Un espace, un moment de détente, de plaisir tout en pratiquant une activité physique. Que demandez de plus. Si deux petites choses toutefois en ce qui concerne l’accès de cette activité : primo qu’un plus grand nombre de tournois accueillent la gente féminine et secundo que l’Ouest de la France, Bretagne, Pays-de-Loire, Basse-Normandie ne demeurent pas les seules régions ou quasi uniques têtes de pont en ce domaine.

Privilégier l'aspect spectaculaire

Cela étant, rendez-vous sans plus attendre sur une aire de jeu de 27 m de long (15 m plus deux fois 6 m pour les zones) et 12 à 14 m de largeur. Quant aux buts (il existe des cages gonflables), ils mesurent 3 m sur 2. Ils sont disposés, donc à 6 m de l‘aire de jeu.

Les équipes se composent de trois joueuses de champ et d’une gardienne de but. Ajoutez y trois remplaçantes, et le compte y est. Les changements de joueuses s’effectuent à tout moment, des deux manches. Chacune dure 7 minutes, entrecoupée d’une mi-temps de 3 minutes.

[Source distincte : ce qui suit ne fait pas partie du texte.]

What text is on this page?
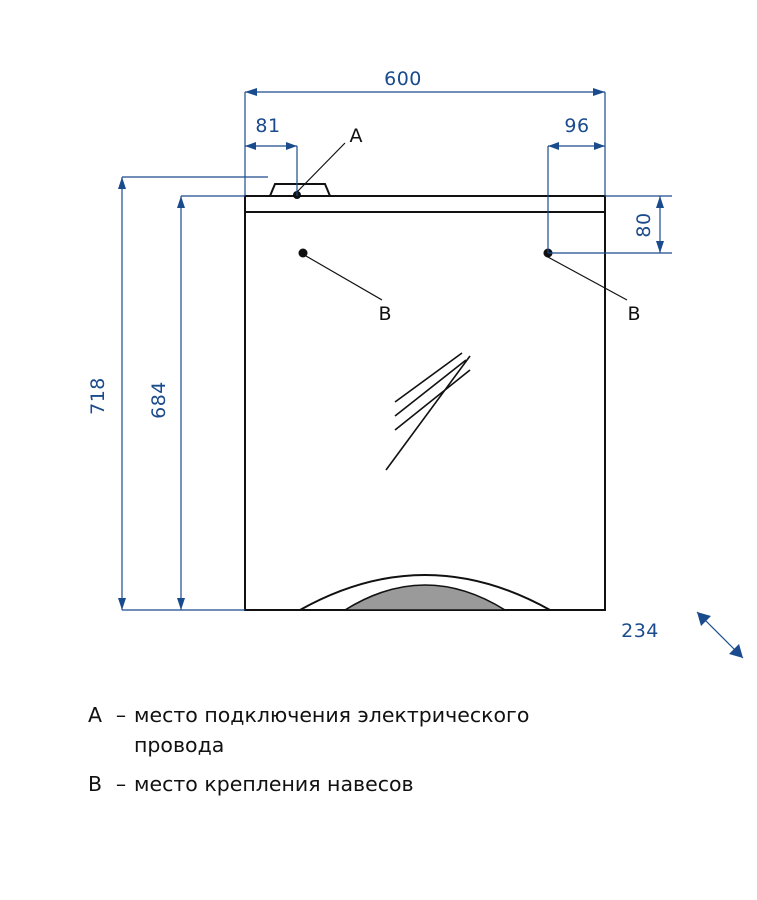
600
81	96
80
718 684
234
A
B	B
A – место подключения электрического
провода
B – место крепления навесов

A l’instar des autres sports « beach », le sandball se pratique pieds nus. Comme au handball, il est interdit d’effectuer plus de trois pas balle en main.

Voilà pour les grandes lignes relatives aux règles. Pour le détail n’hésitez pas à consulter le site de la fédération française de handball, rubrique sandball.

A noter enfin que le décompte des points est spécifique. Les inventeurs (deux ex « Barjots » médaillés de bronze aux Jeux olympiques de Barcelone en 1992 puis d’or aux mondiaux de 1995), à savoir Eric Quintin et Laurent Munier, ont souhaité privilégier le spectacle.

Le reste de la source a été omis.